The Attack in Detail

The phishing campaign begins with victims receiving a socially engineered email, leading them to a counterfeit corporate login portal imitating services such as Okta, Microsoft 365, or similar identity providers. Upon inputting their credentials, users unwittingly initiate a legitimate login session — not on their own behalf, but on behalf of the attacker operating in the background.

Once credentials are harvested, the attacker uses them to authenticate with the real service. During this process, the attacker requests a cross-device sign-in — a legitimate fallback method for users who need to authenticate on a device where their FIDO hardware key isn’t available.
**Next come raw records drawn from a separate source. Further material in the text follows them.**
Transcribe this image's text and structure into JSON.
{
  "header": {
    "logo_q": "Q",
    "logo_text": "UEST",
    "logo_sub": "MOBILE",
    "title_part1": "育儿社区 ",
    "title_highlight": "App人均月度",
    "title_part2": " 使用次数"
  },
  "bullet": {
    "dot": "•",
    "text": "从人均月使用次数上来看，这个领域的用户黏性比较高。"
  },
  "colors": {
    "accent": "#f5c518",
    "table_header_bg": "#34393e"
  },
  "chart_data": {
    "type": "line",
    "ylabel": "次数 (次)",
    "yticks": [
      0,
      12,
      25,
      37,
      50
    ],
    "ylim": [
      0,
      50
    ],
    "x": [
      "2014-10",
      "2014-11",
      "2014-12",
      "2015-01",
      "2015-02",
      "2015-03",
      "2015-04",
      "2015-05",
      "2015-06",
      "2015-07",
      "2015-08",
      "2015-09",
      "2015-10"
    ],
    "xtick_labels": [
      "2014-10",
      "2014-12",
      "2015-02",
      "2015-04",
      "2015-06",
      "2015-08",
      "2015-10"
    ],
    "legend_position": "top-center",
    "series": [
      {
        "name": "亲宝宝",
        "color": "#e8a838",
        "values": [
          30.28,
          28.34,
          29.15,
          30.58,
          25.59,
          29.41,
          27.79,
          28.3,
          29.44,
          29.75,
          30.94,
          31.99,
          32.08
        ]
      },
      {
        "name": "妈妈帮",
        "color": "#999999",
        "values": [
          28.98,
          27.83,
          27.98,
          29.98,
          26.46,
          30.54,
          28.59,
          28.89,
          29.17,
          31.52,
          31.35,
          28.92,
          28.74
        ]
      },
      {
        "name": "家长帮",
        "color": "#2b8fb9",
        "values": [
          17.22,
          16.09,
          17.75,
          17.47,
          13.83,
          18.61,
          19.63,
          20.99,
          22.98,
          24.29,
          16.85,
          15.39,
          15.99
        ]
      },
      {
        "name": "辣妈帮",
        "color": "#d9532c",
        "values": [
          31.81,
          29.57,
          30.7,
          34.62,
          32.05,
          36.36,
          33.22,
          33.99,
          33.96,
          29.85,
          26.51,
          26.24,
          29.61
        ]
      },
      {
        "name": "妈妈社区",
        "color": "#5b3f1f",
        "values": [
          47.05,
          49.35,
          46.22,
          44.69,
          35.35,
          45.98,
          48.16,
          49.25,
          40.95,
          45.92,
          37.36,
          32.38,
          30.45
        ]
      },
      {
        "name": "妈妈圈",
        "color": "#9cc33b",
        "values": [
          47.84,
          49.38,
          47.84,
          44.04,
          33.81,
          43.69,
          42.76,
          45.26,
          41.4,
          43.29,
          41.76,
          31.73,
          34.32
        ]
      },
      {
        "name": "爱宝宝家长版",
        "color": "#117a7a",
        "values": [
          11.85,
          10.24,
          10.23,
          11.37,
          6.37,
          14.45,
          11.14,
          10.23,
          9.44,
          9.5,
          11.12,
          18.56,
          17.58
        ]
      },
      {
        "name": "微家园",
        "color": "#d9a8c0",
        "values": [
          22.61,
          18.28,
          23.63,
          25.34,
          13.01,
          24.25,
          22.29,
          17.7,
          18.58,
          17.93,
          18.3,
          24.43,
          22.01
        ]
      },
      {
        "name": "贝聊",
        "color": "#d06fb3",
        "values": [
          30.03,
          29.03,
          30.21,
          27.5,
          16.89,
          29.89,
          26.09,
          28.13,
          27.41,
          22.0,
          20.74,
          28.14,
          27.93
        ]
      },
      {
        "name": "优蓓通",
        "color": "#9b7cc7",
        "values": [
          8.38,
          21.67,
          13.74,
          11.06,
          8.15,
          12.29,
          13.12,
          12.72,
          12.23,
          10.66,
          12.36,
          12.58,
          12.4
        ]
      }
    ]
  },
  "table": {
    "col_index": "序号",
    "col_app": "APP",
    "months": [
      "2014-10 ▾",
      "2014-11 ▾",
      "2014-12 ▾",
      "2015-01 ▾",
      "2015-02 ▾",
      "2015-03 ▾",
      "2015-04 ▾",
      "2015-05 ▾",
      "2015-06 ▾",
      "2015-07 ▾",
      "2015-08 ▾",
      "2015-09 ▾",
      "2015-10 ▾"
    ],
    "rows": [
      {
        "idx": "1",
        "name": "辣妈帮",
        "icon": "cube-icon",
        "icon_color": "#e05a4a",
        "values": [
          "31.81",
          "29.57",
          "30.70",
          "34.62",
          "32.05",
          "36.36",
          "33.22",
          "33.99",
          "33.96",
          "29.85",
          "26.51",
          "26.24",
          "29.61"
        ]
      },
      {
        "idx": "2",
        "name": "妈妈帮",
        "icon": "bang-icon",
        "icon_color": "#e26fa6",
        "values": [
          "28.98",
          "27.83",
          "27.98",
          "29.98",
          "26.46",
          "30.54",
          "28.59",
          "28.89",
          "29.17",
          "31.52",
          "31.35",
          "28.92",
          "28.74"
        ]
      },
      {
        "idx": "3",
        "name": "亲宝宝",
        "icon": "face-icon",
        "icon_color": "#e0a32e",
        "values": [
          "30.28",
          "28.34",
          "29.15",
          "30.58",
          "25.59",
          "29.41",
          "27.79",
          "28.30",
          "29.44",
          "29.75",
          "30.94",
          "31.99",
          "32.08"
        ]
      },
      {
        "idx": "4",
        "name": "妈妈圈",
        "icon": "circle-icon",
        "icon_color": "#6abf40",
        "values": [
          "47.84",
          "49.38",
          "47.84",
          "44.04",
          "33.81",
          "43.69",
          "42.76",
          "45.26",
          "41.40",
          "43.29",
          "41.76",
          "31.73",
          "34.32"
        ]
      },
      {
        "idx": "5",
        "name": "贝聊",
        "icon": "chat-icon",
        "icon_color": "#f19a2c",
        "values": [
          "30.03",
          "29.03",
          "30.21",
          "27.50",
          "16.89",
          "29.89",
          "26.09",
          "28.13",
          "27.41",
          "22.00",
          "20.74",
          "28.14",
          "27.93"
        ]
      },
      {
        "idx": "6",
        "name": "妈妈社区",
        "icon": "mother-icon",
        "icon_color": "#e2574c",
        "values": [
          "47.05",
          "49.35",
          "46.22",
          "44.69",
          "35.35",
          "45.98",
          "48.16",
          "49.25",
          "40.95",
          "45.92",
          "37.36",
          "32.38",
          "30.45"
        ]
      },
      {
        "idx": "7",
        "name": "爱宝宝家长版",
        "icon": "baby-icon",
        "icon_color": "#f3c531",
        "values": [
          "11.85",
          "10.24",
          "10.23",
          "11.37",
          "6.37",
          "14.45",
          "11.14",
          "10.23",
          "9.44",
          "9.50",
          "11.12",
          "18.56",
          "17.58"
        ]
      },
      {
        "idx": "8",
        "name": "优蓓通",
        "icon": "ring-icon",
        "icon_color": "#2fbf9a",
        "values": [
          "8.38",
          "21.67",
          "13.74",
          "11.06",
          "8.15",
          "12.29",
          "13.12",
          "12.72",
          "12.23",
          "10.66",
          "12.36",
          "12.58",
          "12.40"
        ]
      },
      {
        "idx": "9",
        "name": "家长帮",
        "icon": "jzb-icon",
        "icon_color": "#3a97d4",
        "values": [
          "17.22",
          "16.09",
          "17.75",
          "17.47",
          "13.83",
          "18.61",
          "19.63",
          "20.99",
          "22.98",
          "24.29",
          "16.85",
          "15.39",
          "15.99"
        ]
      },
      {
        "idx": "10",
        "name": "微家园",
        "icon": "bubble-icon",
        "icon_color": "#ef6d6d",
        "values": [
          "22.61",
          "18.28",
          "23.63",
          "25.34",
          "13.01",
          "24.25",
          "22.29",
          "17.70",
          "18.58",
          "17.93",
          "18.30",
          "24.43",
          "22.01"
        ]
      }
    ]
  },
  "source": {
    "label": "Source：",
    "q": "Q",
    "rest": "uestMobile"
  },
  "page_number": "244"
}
As part of this process, the authentic service generates a QR code, intended for use by the real account owner.

The attacker’s phishing page then displays this QR code to the unsuspecting victim, framed as the next step in completing their MFA. When the user scans the QR code using their trusted mobile authenticator app or enrolled device, they unknowingly approve the attacker’s session — thereby handing over full account access in real time.

Understanding the Exploit

Importantly, this attack does not compromise FIDO authentication mechanisms or any cryptographic elements of WebAuthn or security keys. Instead, it exploits a user-facing feature — cross-device QR code prompts — through social engineering.

Key Characteristics of the Attack:

  • Trust Exploitation: Users believe they are scanning a legitimate QR code as part of standard MFA, unaware it was generated by the attacker.
  • Seamless Session Relay: Real-time phishing kits mirror authentication requests and capture QR codes, allowing attackers to serve them directly to the victim via a fake interface.
  • Designed to Evade Traditional Protections: The campaign avoids detection by security tools that primarily look for password theft or abuse of SMS/OTP-based MFA rather than phishing-resistant flows.

Attribution and Impact

Threat actors implementing this method include the “PoisonSeed” group, a financially motivated operation targeting enterprise accounts, particularly those connected to payment tools, cryptocurrency platforms, and corporate access systems.

Features of the campaign include:

  • Automated attacker-in-the-middle phishing kits capable of relaying live authentication sessions.
  • Dynamic session hijacking where victims unknowingly authorize attackers through QR-based flows.
  • Increasingly polished phishing interfaces capable of mimicking enterprise login pages with high accuracy.